He campaigned on a promise to end political correctness and bring pride back to the United States.
And yet in the wake of Donald Trump’s election, American universities have taken political correctness to the extreme — with one removing the U.S. flag from their campus, and another speaking out against a “party in the USA” themed celebration, in case students were offended.
Trump’s campaign and his surprise victory has undoubtedly energized extreme elements. The Southern Poverty Law Center said that it has received over 700 reports of hate crimes since the election, with 40 per cent of them in schools and universities.
But on the other end of the spectrum, American educational establishments have found themselves being ridiculed.
The day after the election students began calling for the removal of the Stars and Stripes from their campus, saying it was a symbol of racism and hatred. It was lowered that night, and then a day later someone set fire to it. The flag was replaced, but the college board announced that it would be flown at half-mast, “to acknowledge the grief and pain experienced by so many.”
But veterans said it made a mockery of the tradition of flying a flag at half-mast to symbolize mourning.
Jonathan Lash, the president of the college, then announced the flag would temporarily be removed to “enable us to instead focus our efforts on addressing racist, misogynistic, Islamophobic, anti-immigrant, anti-Semitic, and anti-LGBTQ rhetoric and behaviours.” He added: “Some have perceived the action of lowering the flag as a commentary on the results of the presidential election – this, unequivocally, was not our intent.”
His decision was met with derision, however. Twitter users described themselves as “disgusted” by the move, with many pointing out that the college received federal funding.
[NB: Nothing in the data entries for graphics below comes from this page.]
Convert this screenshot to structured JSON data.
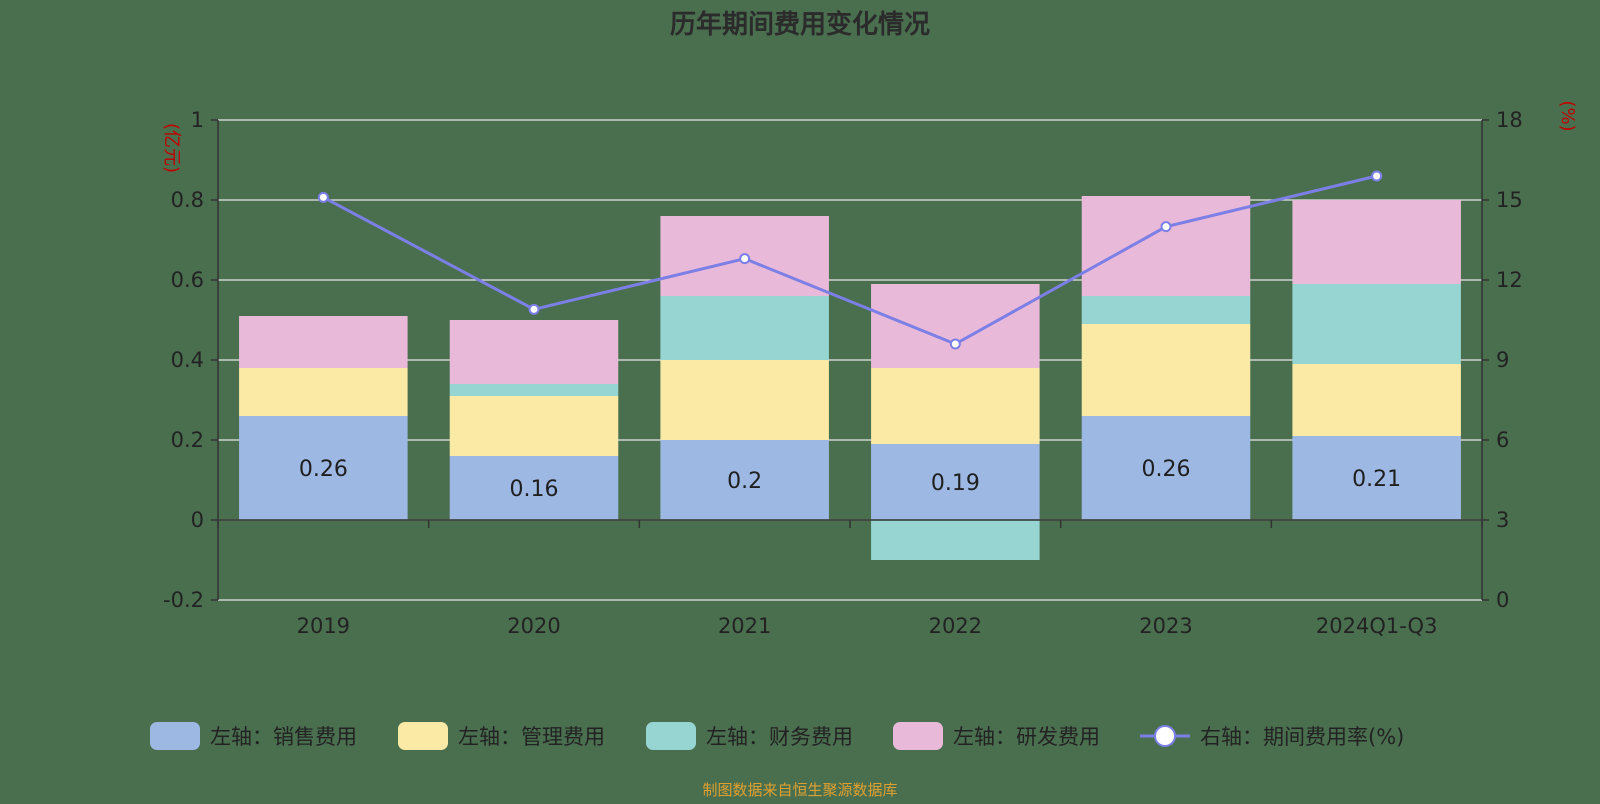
{
  "chart_data": {
    "type": "bar",
    "stacked": true,
    "title": "历年期间费用变化情况",
    "categories": [
      "2019",
      "2020",
      "2021",
      "2022",
      "2023",
      "2024Q1-Q3"
    ],
    "left_axis": {
      "unit_label": "(亿元)",
      "ylim": [
        -0.2,
        1
      ],
      "ticks": [
        -0.2,
        0,
        0.2,
        0.4,
        0.6,
        0.8,
        1
      ],
      "tick_labels": [
        "-0.2",
        "0",
        "0.2",
        "0.4",
        "0.6",
        "0.8",
        "1"
      ]
    },
    "right_axis": {
      "unit_label": "(%)",
      "ylim": [
        0,
        18
      ],
      "ticks": [
        0,
        3,
        6,
        9,
        12,
        15,
        18
      ],
      "tick_labels": [
        "0",
        "3",
        "6",
        "9",
        "12",
        "15",
        "18"
      ]
    },
    "series": [
      {
        "name": "左轴：销售费用",
        "axis": "left",
        "color": "#9db8e3",
        "values": [
          0.26,
          0.16,
          0.2,
          0.19,
          0.26,
          0.21
        ],
        "labels": [
          "0.26",
          "0.16",
          "0.2",
          "0.19",
          "0.26",
          "0.21"
        ]
      },
      {
        "name": "左轴：管理费用",
        "axis": "left",
        "color": "#fbe9a6",
        "values": [
          0.12,
          0.15,
          0.2,
          0.19,
          0.23,
          0.18
        ]
      },
      {
        "name": "左轴：财务费用",
        "axis": "left",
        "color": "#96d5d1",
        "values": [
          0.0,
          0.03,
          0.16,
          -0.1,
          0.07,
          0.2
        ]
      },
      {
        "name": "左轴：研发费用",
        "axis": "left",
        "color": "#e8b9d9",
        "values": [
          0.13,
          0.16,
          0.2,
          0.21,
          0.25,
          0.21
        ]
      }
    ],
    "line_series": {
      "name": "右轴：期间费用率(%)",
      "axis": "right",
      "color": "#7b7fe6",
      "values": [
        15.1,
        10.9,
        12.8,
        9.6,
        14.0,
        15.9
      ]
    },
    "legend_position": "bottom",
    "source_note": "制图数据来自恒生聚源数据库"
  }
}
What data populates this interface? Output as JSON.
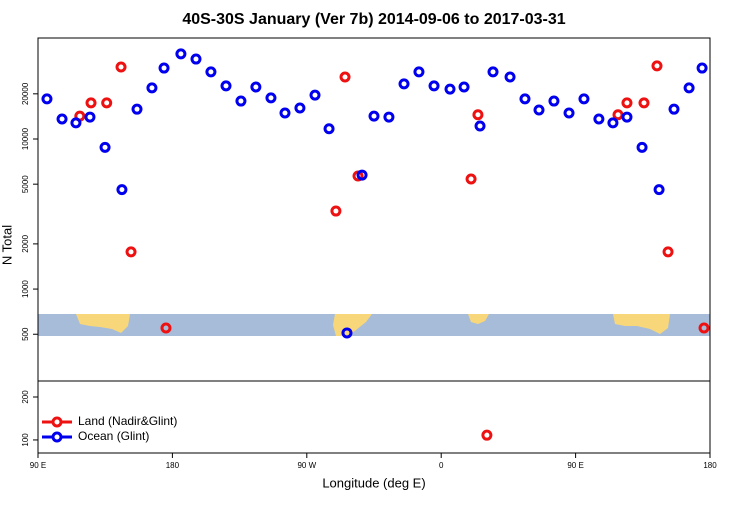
{
  "chart_data": [
    {
      "type": "scatter",
      "title": "40S-30S January (Ver 7b)   2014-09-06 to 2017-03-31",
      "y_label": "N Total",
      "log_y": true,
      "xlim": [
        90,
        540
      ],
      "ylim": [
        244,
        47100
      ],
      "yticks": [
        500,
        1000,
        2000,
        5000,
        10000,
        20000
      ],
      "series": [
        {
          "color": "#ee1111",
          "x": [
            118,
            125.5,
            136,
            145.6,
            152.3,
            175.7,
            289.5,
            295.6,
            304.3,
            380,
            384.6,
            478.4,
            484.4,
            495.8,
            504.5,
            511.9,
            536
          ],
          "values": [
            14200,
            17400,
            17400,
            30200,
            1770,
            550,
            3310,
            25900,
            5670,
            5410,
            14500,
            14500,
            17400,
            17400,
            30700,
            1770,
            550
          ]
        },
        {
          "color": "#0000ee",
          "x": [
            96,
            106.1,
            115.4,
            124.8,
            134.9,
            146.2,
            156.3,
            166.3,
            174.4,
            185.7,
            195.8,
            205.8,
            215.9,
            225.9,
            235.9,
            246,
            255.4,
            265.4,
            275.5,
            284.9,
            296.9,
            307,
            315,
            325,
            335.1,
            345.1,
            355.2,
            365.9,
            375.3,
            386,
            394.7,
            406.1,
            416.1,
            425.5,
            435.5,
            445.6,
            455.6,
            465.6,
            475,
            484.4,
            494.5,
            505.9,
            515.9,
            526,
            534.7
          ],
          "values": [
            18500,
            13600,
            12800,
            14000,
            8800,
            4600,
            15800,
            21900,
            29700,
            36900,
            34100,
            28000,
            22600,
            17900,
            22200,
            18800,
            14900,
            16100,
            19600,
            11700,
            510,
            5750,
            14200,
            14000,
            23300,
            28000,
            22600,
            21500,
            22200,
            12200,
            28000,
            25900,
            18500,
            15600,
            17900,
            14900,
            18500,
            13600,
            12800,
            14000,
            8800,
            4600,
            15800,
            21900,
            29700
          ]
        }
      ]
    },
    {
      "type": "scatter",
      "x_label": "Longitude (deg E)",
      "log_y": true,
      "xlim": [
        90,
        540
      ],
      "ylim": [
        81,
        259
      ],
      "yticks": [
        100,
        200
      ],
      "xticks": [
        {
          "value": 90,
          "label": "90 E"
        },
        {
          "value": 180,
          "label": "180"
        },
        {
          "value": 270,
          "label": "90 W"
        },
        {
          "value": 360,
          "label": "0"
        },
        {
          "value": 450,
          "label": "90 E"
        },
        {
          "value": 540,
          "label": "180"
        }
      ],
      "legend": "bottom-left",
      "series": [
        {
          "name": "Land (Nadir&Glint)",
          "color": "#ee1111",
          "x": [
            390.6
          ],
          "values": [
            108
          ]
        },
        {
          "name": "Ocean (Glint)",
          "color": "#0000ee",
          "x": [],
          "values": []
        }
      ]
    }
  ]
}
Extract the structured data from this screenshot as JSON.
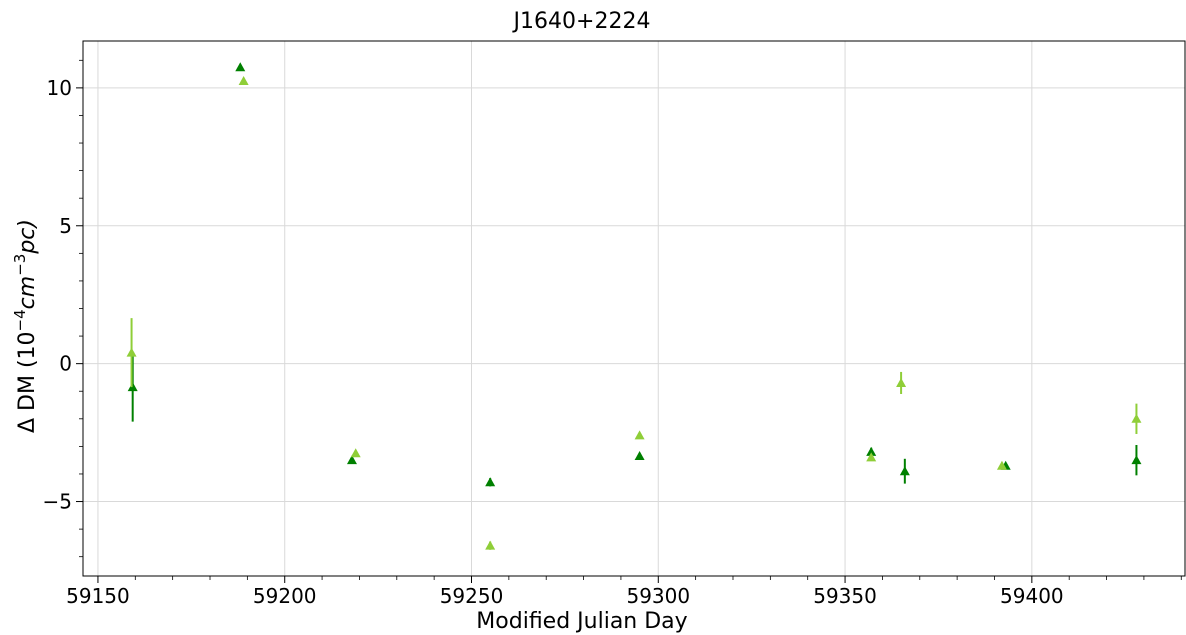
{
  "chart_data": {
    "type": "scatter",
    "title": "J1640+2224",
    "xlabel": "Modified Julian Day",
    "ylabel_prefix": "Δ DM (10",
    "ylabel_exp1": "−4",
    "ylabel_mid": "cm",
    "ylabel_exp2": "−3",
    "ylabel_suffix": "pc)",
    "xlim": [
      59146,
      59441
    ],
    "ylim": [
      -7.7,
      11.7
    ],
    "x_ticks": [
      59150,
      59200,
      59250,
      59300,
      59350,
      59400
    ],
    "x_tick_labels": [
      "59150",
      "59200",
      "59250",
      "59300",
      "59350",
      "59400"
    ],
    "y_ticks": [
      -5,
      0,
      5,
      10
    ],
    "y_tick_labels": [
      "−5",
      "0",
      "5",
      "10"
    ],
    "grid": true,
    "marker": "triangle-up",
    "series": [
      {
        "color": "#008000",
        "points": [
          {
            "x": 59159.3,
            "y": -0.85,
            "err": 1.25
          },
          {
            "x": 59188.1,
            "y": 10.75,
            "err": 0.05
          },
          {
            "x": 59218.0,
            "y": -3.5,
            "err": 0.1
          },
          {
            "x": 59255.0,
            "y": -4.3,
            "err": 0.15
          },
          {
            "x": 59295.0,
            "y": -3.35,
            "err": 0.05
          },
          {
            "x": 59357.0,
            "y": -3.2,
            "err": 0.15
          },
          {
            "x": 59366.0,
            "y": -3.9,
            "err": 0.45
          },
          {
            "x": 59393.0,
            "y": -3.7,
            "err": 0.05
          },
          {
            "x": 59428.0,
            "y": -3.5,
            "err": 0.55
          }
        ]
      },
      {
        "color": "#8fce38",
        "points": [
          {
            "x": 59159.0,
            "y": 0.4,
            "err": 1.25
          },
          {
            "x": 59189.0,
            "y": 10.25,
            "err": 0.05
          },
          {
            "x": 59219.0,
            "y": -3.25,
            "err": 0.1
          },
          {
            "x": 59255.0,
            "y": -6.6,
            "err": 0.15
          },
          {
            "x": 59295.0,
            "y": -2.6,
            "err": 0.05
          },
          {
            "x": 59357.0,
            "y": -3.4,
            "err": 0.1
          },
          {
            "x": 59365.0,
            "y": -0.7,
            "err": 0.4
          },
          {
            "x": 59392.0,
            "y": -3.7,
            "err": 0.05
          },
          {
            "x": 59428.0,
            "y": -2.0,
            "err": 0.55
          }
        ]
      }
    ]
  }
}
Meanwhile, student leaders at Loyola University in Maryland apologized for the theme — “Party in the USA.” The party went ahead as planned — but not without much hand-wringing about the “divisive” theme.
Rev Brian Linnane, president of the university, said the student leaders were right to be concerned.
“We heard from members of our community who were concerned that some students intended to manipulate the theme to create an unwelcoming environment at the event,” he said. He said they suggested postponing it, until a later date when the country would be “less politically charged.”